For the past six years Ken Whyte has been steadily moving up the ladder at Rogers Publishing Ltd. He has now been officially chosen to succeed Brian Segal as president of Rogers' print media division this fall.
Mr. Whyte will take on his new role on Sept. 1, when Mr. Segal retires after 17 years with the company.
He will be responsible for overseeing magazines and websites such as Maclean's, Chatelaine, Hello! Canada and L'Actualité.
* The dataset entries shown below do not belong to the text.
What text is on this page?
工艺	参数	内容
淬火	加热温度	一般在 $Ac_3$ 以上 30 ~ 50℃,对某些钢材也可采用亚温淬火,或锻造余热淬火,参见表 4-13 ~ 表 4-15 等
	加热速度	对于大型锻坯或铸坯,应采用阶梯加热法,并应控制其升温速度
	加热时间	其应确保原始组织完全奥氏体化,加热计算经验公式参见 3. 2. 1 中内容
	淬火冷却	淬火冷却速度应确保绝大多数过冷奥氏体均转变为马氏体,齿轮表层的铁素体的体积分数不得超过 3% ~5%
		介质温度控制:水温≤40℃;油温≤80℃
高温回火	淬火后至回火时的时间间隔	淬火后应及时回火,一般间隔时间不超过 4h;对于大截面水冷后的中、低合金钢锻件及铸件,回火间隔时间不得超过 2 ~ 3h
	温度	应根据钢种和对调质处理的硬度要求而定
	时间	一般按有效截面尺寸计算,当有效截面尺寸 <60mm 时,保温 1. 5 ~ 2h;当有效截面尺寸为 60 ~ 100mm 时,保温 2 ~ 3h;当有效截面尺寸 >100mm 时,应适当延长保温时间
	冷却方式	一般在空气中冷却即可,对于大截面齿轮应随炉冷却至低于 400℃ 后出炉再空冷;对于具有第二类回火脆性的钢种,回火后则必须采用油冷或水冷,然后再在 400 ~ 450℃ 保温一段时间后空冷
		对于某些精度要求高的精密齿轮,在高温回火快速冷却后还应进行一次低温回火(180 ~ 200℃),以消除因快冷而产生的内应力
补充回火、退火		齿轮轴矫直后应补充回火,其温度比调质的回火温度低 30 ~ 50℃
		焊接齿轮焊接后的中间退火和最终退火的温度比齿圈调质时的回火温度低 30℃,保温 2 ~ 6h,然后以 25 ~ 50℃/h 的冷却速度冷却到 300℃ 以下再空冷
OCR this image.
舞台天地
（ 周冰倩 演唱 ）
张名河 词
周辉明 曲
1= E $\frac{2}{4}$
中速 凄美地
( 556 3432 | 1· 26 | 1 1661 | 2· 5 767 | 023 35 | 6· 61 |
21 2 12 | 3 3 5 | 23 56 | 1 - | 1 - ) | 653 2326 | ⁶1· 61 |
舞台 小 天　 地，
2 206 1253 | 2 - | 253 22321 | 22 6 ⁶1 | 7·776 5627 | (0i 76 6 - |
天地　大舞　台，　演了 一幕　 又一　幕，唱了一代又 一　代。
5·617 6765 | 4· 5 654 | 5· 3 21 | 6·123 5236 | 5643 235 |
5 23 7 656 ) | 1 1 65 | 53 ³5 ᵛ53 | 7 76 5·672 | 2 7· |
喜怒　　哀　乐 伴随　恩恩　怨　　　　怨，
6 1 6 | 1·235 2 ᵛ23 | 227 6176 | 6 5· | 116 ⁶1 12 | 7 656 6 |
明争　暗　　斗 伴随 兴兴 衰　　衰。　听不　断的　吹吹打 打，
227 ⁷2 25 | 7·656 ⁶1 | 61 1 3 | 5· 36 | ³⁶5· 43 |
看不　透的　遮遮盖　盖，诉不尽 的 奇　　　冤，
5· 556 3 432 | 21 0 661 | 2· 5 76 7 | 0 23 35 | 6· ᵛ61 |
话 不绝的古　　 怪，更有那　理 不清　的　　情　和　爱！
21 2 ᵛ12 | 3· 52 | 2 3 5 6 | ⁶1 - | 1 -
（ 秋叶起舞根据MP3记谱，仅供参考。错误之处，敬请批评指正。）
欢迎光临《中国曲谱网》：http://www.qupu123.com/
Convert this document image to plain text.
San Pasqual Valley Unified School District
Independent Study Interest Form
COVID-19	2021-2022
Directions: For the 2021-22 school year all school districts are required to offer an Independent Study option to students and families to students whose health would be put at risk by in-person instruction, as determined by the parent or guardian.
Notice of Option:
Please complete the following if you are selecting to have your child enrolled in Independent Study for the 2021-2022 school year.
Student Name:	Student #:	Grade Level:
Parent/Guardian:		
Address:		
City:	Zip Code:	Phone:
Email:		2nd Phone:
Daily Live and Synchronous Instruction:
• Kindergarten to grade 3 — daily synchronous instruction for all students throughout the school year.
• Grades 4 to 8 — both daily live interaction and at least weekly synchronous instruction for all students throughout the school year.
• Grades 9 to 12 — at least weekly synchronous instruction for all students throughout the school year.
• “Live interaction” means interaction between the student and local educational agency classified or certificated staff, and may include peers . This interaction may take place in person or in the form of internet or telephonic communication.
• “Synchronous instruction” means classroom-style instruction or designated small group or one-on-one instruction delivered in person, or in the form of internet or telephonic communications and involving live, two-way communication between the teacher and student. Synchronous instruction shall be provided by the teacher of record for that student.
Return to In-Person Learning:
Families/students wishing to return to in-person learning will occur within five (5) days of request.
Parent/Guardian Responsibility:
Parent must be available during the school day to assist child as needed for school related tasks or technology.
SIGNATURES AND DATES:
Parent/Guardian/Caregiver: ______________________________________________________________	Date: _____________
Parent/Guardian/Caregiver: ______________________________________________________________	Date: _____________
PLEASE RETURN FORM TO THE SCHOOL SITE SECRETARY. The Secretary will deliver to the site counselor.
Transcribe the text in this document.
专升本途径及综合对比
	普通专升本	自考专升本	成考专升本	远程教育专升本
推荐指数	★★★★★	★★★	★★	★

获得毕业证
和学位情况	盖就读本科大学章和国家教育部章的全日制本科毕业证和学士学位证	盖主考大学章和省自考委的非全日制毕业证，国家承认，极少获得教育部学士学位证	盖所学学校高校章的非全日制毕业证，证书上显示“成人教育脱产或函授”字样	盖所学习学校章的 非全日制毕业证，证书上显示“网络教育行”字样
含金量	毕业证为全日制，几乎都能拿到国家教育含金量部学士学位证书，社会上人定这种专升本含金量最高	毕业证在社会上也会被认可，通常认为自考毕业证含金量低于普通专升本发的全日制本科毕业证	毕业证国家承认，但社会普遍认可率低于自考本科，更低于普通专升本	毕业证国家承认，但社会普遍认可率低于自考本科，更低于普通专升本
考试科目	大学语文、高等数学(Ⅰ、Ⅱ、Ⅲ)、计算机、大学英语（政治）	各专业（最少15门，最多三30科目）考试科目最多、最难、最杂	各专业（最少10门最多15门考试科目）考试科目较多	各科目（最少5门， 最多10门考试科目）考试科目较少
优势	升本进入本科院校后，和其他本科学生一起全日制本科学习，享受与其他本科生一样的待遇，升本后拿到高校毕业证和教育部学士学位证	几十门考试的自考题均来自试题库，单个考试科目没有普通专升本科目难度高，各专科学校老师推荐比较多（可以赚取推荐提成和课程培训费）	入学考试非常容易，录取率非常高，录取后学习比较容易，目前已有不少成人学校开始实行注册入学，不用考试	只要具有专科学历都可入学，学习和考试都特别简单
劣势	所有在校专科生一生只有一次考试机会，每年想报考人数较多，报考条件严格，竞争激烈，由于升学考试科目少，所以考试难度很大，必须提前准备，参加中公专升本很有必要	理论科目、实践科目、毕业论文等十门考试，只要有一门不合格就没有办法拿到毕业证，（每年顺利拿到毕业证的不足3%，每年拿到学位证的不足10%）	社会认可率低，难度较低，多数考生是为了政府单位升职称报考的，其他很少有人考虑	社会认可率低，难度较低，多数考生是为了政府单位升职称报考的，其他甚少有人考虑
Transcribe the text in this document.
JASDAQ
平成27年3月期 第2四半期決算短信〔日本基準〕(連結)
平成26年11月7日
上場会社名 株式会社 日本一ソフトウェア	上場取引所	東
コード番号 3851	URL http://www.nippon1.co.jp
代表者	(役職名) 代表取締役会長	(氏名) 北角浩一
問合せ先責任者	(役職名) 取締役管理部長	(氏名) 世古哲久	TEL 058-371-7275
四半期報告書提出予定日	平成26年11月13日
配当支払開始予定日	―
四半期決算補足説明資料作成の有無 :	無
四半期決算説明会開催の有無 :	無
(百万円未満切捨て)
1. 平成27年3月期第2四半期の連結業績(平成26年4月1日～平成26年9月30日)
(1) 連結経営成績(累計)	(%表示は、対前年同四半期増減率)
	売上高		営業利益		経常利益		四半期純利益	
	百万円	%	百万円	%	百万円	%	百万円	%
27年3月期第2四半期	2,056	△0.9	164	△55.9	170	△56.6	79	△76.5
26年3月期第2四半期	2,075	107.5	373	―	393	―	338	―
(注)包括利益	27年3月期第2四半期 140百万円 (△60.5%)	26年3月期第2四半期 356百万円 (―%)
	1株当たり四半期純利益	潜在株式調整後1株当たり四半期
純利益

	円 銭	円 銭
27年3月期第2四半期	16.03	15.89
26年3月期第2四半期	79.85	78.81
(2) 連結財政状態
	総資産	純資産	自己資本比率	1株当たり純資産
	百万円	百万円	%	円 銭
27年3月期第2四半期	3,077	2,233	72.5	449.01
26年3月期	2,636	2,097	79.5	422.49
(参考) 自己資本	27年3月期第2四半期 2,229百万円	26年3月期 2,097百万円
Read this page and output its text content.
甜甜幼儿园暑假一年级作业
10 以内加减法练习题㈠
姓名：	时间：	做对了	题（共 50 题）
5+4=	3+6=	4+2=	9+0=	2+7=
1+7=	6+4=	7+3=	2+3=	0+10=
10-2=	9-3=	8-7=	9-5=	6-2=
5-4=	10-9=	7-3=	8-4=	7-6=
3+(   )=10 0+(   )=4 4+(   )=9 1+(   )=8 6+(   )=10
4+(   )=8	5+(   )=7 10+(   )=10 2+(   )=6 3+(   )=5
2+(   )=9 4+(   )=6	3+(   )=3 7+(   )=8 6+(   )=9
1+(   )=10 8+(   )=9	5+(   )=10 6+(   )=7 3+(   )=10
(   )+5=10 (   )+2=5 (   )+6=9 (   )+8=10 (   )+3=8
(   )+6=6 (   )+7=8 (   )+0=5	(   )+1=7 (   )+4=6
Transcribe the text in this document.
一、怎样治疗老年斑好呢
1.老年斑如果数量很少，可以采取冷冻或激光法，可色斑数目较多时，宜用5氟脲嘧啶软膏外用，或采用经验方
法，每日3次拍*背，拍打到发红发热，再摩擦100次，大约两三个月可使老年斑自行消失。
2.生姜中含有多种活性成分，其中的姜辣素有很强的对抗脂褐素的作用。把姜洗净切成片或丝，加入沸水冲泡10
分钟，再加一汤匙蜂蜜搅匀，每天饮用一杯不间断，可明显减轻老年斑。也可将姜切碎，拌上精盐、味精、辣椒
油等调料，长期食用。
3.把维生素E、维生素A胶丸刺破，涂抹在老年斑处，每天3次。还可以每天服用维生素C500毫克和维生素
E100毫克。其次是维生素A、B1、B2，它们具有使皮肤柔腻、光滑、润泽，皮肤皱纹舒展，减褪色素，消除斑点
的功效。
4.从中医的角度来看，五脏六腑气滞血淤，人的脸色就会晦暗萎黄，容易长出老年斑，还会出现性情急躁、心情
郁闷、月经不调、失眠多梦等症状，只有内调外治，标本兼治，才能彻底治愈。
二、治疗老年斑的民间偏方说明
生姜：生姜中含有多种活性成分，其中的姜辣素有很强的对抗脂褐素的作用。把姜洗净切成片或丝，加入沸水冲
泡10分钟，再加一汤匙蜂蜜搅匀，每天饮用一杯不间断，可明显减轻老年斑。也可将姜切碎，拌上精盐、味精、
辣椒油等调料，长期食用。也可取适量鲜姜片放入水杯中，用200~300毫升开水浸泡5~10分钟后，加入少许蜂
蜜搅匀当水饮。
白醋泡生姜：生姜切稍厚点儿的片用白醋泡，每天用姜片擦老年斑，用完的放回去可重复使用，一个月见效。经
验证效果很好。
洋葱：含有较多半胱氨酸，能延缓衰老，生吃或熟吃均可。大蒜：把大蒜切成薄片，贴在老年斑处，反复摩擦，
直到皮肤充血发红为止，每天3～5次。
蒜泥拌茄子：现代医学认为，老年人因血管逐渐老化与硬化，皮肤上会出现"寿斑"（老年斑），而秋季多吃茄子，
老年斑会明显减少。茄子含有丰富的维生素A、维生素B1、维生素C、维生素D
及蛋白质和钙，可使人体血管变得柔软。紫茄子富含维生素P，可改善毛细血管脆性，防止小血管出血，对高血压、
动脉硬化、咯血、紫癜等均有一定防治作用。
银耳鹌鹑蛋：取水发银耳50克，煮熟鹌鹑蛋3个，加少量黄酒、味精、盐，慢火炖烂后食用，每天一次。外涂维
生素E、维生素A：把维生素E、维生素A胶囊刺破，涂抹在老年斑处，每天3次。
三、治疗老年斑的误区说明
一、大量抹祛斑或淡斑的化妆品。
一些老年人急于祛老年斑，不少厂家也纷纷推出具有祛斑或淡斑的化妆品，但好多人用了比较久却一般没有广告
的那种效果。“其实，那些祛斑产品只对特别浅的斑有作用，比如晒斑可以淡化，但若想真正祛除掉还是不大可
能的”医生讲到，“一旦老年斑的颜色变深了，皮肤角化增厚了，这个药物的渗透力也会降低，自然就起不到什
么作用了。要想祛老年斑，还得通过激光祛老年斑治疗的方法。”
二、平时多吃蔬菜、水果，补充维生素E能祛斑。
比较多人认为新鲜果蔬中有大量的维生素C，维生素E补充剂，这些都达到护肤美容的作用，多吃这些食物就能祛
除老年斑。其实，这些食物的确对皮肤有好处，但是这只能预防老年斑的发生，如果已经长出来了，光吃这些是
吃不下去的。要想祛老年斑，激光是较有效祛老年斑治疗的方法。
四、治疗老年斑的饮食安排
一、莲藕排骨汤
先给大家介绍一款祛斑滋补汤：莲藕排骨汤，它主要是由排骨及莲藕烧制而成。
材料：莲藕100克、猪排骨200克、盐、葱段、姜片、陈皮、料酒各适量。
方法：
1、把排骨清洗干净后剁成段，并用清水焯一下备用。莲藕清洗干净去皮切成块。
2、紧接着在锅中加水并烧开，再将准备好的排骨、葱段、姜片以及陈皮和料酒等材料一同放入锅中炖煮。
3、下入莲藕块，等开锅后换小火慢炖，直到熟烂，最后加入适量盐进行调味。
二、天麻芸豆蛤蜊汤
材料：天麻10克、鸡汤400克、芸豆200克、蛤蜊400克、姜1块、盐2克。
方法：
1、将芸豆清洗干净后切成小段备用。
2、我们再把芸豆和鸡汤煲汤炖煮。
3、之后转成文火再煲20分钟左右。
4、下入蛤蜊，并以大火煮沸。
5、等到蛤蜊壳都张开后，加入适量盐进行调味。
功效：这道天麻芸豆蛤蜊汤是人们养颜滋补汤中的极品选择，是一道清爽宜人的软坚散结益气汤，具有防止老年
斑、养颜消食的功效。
And he will spearhead the launch of Rogers' newest title, Sportsnet magazine, which will aim to lure advertisers seeking to target men and to build the brand of the existing Rogers-owned Sportsnet television and radio stations.
"His stellar content-savvy and business acumen make him the natural choice for this role, Rogers Media president Keith Pelley said in a statement on Thursday. "We will be counting on his leadership not only within Rogers Publishing, but as part of my senior team."
Mr. Whyte, 51, joined Rogers in 2005 as editor-in-chief and publisher of Maclean's, and saw newsstand sales of that title increase 50 per cent in his first year on the job. He remains in that role at Maclean's. In the fall of 2009, he was given additional responsibilities, overseeing all of the company's English-language consumer magazines. This year the French-language titles also came under his stewardship when he was appointed executive vice-president of Rogers consumer publishing.
"We have a portfolio of some of the most-loved media brands in the country run by some of the most talented people in the business," Mr. Whyte said in a statement. "It is a thrill to be part of Keith Pelley's team as he transforms Rogers Media. The pace of change under his leadership has been unbelievable. It's an exciting time to be here. "
Rogers Publishing has 55 consumer and business magazines and accounts for roughly 19 per cent of Rogers Media's total revenue of $1.5-billion in 2010.
Rogers' magazines have been in line with these trends. Titles such as Canadian Business, LOULOU, Maclean's and Chatelaine had very large gains in single-copy sales in the last half of 2010. But it struggled with circulation declines at Maclean's, the French-language Châtelaine, and Flare.